L’esito delle Europee mostra una difficoltà generale dei partiti tradizionali (S&D, PPE e vecchi partiti ALDE), non tanto a vantaggio degli euroscettici, quanto di tutte le forze considerate “nuove” e più affini al sentire comune attuale. Vincono quindi forze europeiste nuove, ecologiste, e sostenitrici della società aperta e multiculturale; vincono anche, in alcuni casi come l’Italia, i partiti populisti e sovranisti considerati “vicini alla gente” contro le elites di Bruxelles. Un esito che mostra dunque una certa polarizzazione tra forze “nuove” di opposte tendenze, con però la netta prevalenza di quelle europeiste.
A livello di gruppi tuttavia le formazioni tradizionali, pur in calo, mantengono una certa forza e riscono anche a prevalere. Vediamo per concludere le “pagelle” delle Famiglie Politiche:
Ha vinto il PPE, primo partito nonostante il calo. Voto 7, mai morti.
Ha vinto RE (ex-ALDE), gruppo che ha ottenuto una delle maggiori crescite rispetto alle attese. Voto 8, ormai forza europeista per eccellenza.
Hanno vinto, forse più di tutti, i Verdi, che non solo ottengono molti più seggi del previsto, ma si ritrovano in maggioranza e decisivi per i prossimi assetti continentali.

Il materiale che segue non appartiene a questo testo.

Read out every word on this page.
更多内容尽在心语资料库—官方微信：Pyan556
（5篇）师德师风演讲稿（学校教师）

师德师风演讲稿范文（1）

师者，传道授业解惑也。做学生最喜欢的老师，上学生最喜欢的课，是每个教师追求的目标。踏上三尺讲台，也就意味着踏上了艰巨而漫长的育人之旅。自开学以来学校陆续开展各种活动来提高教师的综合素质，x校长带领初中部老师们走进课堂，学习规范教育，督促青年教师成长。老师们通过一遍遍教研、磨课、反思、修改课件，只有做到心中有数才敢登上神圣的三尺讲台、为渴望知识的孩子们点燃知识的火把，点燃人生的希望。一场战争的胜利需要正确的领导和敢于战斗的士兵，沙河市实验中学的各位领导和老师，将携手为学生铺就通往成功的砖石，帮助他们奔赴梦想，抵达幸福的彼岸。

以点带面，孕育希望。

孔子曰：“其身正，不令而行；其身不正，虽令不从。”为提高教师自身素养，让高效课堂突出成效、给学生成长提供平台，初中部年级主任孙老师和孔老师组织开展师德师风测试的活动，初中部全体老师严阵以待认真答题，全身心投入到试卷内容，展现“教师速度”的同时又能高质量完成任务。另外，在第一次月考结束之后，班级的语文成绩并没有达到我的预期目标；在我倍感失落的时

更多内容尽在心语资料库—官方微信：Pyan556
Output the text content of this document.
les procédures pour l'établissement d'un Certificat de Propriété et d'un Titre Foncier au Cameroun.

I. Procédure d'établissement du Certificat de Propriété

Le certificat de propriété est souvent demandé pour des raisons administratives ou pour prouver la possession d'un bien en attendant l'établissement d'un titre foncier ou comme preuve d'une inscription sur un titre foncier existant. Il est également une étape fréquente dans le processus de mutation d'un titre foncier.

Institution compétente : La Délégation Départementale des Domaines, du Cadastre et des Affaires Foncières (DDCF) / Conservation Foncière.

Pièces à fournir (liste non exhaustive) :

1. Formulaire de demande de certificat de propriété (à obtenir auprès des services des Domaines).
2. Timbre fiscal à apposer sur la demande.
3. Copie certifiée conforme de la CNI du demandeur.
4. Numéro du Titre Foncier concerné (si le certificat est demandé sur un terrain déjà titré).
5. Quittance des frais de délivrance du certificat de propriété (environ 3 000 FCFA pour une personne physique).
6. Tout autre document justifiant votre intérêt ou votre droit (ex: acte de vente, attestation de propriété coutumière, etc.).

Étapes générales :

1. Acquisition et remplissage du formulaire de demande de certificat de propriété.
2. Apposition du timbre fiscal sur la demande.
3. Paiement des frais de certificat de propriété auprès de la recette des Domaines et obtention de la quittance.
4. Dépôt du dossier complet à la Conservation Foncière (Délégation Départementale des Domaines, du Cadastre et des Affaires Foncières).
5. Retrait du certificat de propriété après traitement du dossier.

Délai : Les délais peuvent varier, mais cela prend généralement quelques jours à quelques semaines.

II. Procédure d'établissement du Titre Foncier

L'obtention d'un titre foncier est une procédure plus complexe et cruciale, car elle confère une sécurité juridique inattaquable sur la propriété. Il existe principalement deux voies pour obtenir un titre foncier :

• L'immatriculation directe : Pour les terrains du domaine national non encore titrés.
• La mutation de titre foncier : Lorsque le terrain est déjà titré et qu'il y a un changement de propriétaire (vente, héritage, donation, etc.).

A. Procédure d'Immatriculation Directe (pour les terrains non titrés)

Voto 9, per la gioia di Greta.
Nè carne nè pesce S&D: nettissimo calo per i socialisti, ma in qualche modo portano a casa secondo posto e numeri per essere decisivi in maggioranza. Voto 5/6, rimandati al 2024.
Ha perso la Sinistra di GUE/NGL, ai minimi storici e sotto le attese. Voto 4.
Hanno perso sovranisti e populisti: non tanto per essere andati peggio delle attese (in fondo, in totale in crescita dal 2014), quanto per aver fallito tutti gli abbiettivi da essi stessi proclamati a gran voce, ed essere rimasti ininfluenti. Voto 4 ad ECR che cala pure dal 2014. Voto 5 ad ID, che almeno cresce. SV per gli ex-EFDD: non potendo ricostituire un gruppo, sono sotto al minimo.
Ha infine perso, in buona sostanza, il nostro paese: governato da chi è stato sconfitto a livello europeo, è sempre più isolato in Europa. Nessun voto, per carità di patria (letteralmente).
L’osservatorio sull’Europa vi saluta, ma non va ancora in vacanza: vi aggiorneremo quando si avranno notizie certe sulle nomine europee, a partire da quella del Presidente della Commissione!